Accurate and efficient sampling of interpolated functions

Question

Suppose we are given two interpolated functions

f1 = Interpolation[{{0, 0}, {1, 2}, {3, 5}, {4, 2}, {8, -1}}, InterpolationOrder -> 0];
f2 = Interpolation[{{0, 0}, {1, 3}, {3, 7}, {4, 2}, {8, 0}}, InterpolationOrder -> 1];

and one derived function

f3 = FunctionInterpolation[f1[t] - f2[t], {t, 0., 8.}];

Plotting those functions shows that f3 is not a very accurate representation of the result.

Plot[{f1[t], f2[t], f1[t] - f2[t], f3[t]}, {t, 0, 8}]

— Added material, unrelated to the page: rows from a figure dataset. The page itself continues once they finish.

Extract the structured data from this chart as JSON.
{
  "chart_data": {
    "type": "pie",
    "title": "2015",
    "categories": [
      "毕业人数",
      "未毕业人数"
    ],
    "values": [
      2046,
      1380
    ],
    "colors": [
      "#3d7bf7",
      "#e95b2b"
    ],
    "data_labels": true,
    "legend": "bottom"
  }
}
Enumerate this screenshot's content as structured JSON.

This can be improved by defining f3 as follows

f3 = FunctionInterpolation[
       f1[t] - f2[t],
       {t, 0., 8.},
       InterpolationPoints -> 300, 
       InterpolationOrder -> 1
     ];

but at the cost of oversampling.

A simple but rather hacky way to represent f3 more accurately without oversampling is

f3 = Interpolation[
       Cases[Plot[f1[t] - f2[t], {t, 0, 8}], Line[_], Infinity][[1, 1]],
       InterpolationOrder -> 1
     ]

I also tried to construct an InterpolatingFunction from MeshCoordinates@DiscretizeRegion@ImplicitRegion[f1[t] - f2[t] == y, {{t, 0, 8}, {y, -6, 3}}]. However, this does not work out of the box because points are duplicated due to the presence of discontinuities.

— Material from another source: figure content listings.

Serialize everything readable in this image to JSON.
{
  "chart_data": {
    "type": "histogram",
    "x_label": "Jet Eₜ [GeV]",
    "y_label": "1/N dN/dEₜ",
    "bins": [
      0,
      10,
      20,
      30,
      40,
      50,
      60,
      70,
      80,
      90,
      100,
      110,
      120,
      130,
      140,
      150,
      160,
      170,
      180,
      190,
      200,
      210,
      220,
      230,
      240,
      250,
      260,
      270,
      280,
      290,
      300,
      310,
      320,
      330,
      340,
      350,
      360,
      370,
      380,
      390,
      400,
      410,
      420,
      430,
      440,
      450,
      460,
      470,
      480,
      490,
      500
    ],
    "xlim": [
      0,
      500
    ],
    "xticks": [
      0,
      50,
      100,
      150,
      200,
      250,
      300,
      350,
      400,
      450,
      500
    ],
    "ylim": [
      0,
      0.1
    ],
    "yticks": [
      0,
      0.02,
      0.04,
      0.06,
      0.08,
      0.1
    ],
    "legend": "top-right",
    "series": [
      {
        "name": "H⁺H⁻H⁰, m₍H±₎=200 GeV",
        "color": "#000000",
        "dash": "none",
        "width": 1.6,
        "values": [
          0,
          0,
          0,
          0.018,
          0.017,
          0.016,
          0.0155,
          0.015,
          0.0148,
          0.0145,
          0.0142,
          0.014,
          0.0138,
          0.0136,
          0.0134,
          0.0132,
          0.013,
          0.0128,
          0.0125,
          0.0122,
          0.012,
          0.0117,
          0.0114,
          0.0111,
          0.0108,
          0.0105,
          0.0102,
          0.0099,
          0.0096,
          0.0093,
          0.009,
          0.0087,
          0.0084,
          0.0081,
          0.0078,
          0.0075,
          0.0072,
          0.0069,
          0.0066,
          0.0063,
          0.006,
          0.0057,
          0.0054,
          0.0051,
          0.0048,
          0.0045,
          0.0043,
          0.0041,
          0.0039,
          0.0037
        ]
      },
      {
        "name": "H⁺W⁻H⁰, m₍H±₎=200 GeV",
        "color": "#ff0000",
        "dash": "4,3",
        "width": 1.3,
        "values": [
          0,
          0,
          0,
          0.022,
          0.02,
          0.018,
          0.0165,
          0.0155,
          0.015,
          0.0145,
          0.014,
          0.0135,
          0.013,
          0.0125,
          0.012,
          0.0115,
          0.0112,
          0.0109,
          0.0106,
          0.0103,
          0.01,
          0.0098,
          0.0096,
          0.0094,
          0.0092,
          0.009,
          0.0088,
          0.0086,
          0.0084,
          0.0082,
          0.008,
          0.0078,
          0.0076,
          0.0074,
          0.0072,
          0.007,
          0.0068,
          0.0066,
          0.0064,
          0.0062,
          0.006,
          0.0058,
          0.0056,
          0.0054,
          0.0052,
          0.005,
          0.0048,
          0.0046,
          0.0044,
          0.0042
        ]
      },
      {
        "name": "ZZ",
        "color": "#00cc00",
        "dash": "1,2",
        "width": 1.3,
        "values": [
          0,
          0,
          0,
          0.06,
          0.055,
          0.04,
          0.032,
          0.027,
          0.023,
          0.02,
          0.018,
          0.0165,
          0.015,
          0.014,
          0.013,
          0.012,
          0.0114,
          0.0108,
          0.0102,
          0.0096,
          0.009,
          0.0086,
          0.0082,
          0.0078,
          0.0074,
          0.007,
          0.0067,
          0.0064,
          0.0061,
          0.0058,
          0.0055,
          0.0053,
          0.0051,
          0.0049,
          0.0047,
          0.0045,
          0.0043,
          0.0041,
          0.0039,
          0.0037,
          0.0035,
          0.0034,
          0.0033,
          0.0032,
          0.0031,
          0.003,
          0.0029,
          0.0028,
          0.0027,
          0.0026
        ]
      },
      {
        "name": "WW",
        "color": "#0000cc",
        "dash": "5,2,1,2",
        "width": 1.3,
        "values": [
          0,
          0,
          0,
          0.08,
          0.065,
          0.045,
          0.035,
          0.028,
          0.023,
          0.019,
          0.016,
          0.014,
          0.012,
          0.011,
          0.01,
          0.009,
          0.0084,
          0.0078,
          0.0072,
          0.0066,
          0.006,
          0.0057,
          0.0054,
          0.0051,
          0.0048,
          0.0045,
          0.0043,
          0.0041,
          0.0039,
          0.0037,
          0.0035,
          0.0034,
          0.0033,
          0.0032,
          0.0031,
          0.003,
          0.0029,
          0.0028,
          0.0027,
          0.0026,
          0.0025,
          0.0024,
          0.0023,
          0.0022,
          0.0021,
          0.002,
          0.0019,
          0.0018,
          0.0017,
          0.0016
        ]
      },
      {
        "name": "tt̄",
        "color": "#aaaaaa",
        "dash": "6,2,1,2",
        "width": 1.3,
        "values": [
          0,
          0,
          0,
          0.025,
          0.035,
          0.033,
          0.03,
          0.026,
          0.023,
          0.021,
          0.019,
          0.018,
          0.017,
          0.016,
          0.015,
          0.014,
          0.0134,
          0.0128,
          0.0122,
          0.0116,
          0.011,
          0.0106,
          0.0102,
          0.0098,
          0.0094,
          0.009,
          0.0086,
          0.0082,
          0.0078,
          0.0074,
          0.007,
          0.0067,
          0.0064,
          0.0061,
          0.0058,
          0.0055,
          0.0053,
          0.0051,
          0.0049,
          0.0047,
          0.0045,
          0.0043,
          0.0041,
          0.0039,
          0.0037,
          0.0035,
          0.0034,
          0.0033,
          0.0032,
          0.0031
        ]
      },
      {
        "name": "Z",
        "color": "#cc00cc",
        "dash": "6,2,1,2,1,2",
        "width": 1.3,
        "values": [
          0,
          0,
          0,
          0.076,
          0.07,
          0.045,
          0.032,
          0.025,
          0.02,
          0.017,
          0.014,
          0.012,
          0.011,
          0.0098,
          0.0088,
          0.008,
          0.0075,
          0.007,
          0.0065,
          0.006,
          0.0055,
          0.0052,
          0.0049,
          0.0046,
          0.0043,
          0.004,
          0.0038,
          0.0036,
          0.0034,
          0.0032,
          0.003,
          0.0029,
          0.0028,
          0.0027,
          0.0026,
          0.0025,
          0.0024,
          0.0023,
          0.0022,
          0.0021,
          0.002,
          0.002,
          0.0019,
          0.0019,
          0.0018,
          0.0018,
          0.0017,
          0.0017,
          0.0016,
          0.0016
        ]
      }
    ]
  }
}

How would you approach the problem?

Update: The following use case is one example where accurate and efficient sampling is necessary. Suppose the dependent variable represents a date (AbsoluteTime[DateObject[...]]) and the goal is to construct a TimeSeries object of f1[t] + f2[t] that takes interpolation into account.

Answer 1

First off, @ cvgmt's suggestion f3[t_] := f1[t] - f2[t] seems the easiest and most efficient way to proceed.

Second, here's a way for those who wish to do it anyway: Using discontInterpolation[] from Interpolating data with a step, we get this:

f1 = Interpolation[{{0, 0}, {1, 2}, {3, 5}, {4, 2}, {8, -1}}, 
   InterpolationOrder -> 0];
f2 = Interpolation[{{0, 0}, {1, 3}, {3, 7}, {4, 2}, {8, 0}}, 
   InterpolationOrder -> 1];
grid = Union[f1@"Grid", f2@"Grid"];
dupegrid = Riffle[Most@grid, Rest@grid];
fpieces =
  Subtract @@ {f1@"GetPolynomial"[#, x - #], 
      f2@"GetPolynomial"[#, x - #]} & /@ Rest@grid;
dfpieces = D[fpieces, x];
fvals = MapThread[ReplaceAll,
    {fpieces, Partition[{x -> #} & @@@ grid, 2, 1]}] // Flatten;
dfvals = MapThread[ReplaceAll,
    {dfpieces, Partition[{x -> #} & @@@ grid, 2, 1]}] // Flatten;
f3 = discontInterpolation[Transpose@{dupegrid, fvals, dfvals}];
Plot[{f1[x], f2[x], f3[x]}, {x, 0, 8}]

The two functions f1 and f2 do not have to have the same grid. You need the derivatve values to make the discontinuous interpolation work (AFAIR, an apparent and undocumented requirement of InterpolatingFunction), so you're stuck with a minimum order-3 interpolation; otherwise, it uses a minimal grid and sampling. Since we control the derivatives, the cubic polynomials in the interpolant turn out to have coefficients of zero on the quadratic and cubic terms. So in effect, it's a linear interpolation, just as it appears in the plot.

Manual construction of an InterpolatingFunction is sorta DANGEROUS. SAVE YOUR WORK before you try it. Since there isn't safe access to the full functionality of InterpolatingFunction, there's not much choice. Perhaps someone could get NDSolve[] to construct f1[t] - f2[t].

Answer 2

What about (see @cvgmt's comment)

f3=f1&-f2&